2 - Kant marcou definitivamente os rumos da filosofia ocidental, desatrelando-a da metafísica e colocando-a, de maneira firme, no contexto da denominada perspectiva crítica ou transcendental. Não temos acesso à essência substancial das coisas, embora não possamos prescindir delas na elaboração do nosso conhecimento. Da realidade somente conhecemos o fenômeno, aquilo que se revela à nossa experiência. Não temos o condão mágico de enxergar a essência substancial das coisas. Elaboramos os nossos conhecimentos a partir do que dos objetos nos revelam as experiências sensoriais. Podemos nos elevar até as generalizações teóricas, partindo da experiência, mediante a organização dos dados fenomênicos com a ajuda das idéias puras do entendimento. Não criamos, portanto, a realidade. Apenas a formatamos, de acordo com a estruturaontognosiológica da nossa razão.

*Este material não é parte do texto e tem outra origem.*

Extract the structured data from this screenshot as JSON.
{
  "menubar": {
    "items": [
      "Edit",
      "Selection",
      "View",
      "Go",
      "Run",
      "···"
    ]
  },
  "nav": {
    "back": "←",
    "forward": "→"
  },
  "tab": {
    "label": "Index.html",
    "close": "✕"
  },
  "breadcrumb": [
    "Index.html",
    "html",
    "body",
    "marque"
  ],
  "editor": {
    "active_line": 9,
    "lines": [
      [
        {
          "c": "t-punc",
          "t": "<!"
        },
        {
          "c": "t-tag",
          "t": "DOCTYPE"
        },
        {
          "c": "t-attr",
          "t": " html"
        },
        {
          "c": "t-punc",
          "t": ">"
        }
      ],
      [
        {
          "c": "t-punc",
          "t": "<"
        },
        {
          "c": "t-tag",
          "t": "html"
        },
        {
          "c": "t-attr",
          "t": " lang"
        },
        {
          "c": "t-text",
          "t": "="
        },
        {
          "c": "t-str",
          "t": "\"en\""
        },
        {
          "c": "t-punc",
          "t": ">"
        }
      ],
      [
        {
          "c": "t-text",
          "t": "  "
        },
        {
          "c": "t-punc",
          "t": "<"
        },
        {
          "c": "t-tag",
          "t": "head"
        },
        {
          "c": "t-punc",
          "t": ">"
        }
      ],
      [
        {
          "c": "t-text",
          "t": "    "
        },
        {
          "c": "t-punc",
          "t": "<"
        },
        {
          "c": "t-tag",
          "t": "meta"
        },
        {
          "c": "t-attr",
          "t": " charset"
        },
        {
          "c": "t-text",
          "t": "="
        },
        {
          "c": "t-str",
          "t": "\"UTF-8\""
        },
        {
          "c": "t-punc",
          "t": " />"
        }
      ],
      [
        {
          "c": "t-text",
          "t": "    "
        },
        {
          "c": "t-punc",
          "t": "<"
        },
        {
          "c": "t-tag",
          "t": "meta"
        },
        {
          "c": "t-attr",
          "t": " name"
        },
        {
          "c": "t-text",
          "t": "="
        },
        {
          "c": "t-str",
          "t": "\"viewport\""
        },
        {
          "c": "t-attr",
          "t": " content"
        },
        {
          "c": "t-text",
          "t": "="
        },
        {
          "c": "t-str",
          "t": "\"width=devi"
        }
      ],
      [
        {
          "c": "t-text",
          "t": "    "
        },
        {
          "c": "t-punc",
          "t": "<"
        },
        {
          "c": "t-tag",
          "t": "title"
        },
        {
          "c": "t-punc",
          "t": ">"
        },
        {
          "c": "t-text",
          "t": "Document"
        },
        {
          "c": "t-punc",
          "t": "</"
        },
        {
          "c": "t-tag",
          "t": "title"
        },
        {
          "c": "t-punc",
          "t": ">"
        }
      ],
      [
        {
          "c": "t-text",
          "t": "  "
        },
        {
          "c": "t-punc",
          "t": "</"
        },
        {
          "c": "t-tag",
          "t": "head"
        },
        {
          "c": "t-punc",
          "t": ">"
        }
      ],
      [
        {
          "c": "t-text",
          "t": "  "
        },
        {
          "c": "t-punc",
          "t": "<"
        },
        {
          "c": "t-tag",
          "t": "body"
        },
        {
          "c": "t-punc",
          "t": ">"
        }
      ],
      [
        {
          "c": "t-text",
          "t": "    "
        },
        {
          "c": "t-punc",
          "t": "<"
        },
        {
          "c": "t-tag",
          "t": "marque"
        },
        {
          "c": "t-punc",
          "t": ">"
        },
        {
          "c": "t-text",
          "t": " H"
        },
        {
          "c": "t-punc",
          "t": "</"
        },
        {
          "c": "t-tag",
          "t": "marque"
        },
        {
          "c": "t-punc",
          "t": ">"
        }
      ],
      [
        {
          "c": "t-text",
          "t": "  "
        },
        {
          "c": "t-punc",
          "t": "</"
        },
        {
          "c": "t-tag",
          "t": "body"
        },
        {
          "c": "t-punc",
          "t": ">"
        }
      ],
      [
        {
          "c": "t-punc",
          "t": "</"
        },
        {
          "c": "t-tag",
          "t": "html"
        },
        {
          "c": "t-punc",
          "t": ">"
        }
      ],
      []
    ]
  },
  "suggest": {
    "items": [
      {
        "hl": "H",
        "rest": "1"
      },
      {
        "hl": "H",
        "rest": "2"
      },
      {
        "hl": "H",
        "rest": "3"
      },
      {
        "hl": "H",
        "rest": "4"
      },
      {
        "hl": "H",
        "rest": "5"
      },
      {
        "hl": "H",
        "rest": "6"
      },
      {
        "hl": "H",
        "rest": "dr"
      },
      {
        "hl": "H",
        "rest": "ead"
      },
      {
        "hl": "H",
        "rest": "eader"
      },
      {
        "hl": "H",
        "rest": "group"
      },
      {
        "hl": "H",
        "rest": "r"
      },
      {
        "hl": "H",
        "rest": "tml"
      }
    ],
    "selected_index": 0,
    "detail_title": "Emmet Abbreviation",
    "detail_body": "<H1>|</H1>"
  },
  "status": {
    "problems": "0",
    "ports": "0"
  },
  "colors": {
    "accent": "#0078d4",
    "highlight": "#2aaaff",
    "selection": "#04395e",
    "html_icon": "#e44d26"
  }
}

3 - O nosso entendimento é apenas faculdade ordenadora do real. Com este princípio exposto na Crítica da Razão Pura, o filósofo de Königsberg dividiu, com Platão, o mérito de ter formulado uma das duas perspectivas filosóficas que balizam a filosofia ocidental: a crítica ou transcendental, sendo que o pensador grego sistematizou, notadamente no seu diálogo Fédon, a perspectiva denominada realista ou transcendente.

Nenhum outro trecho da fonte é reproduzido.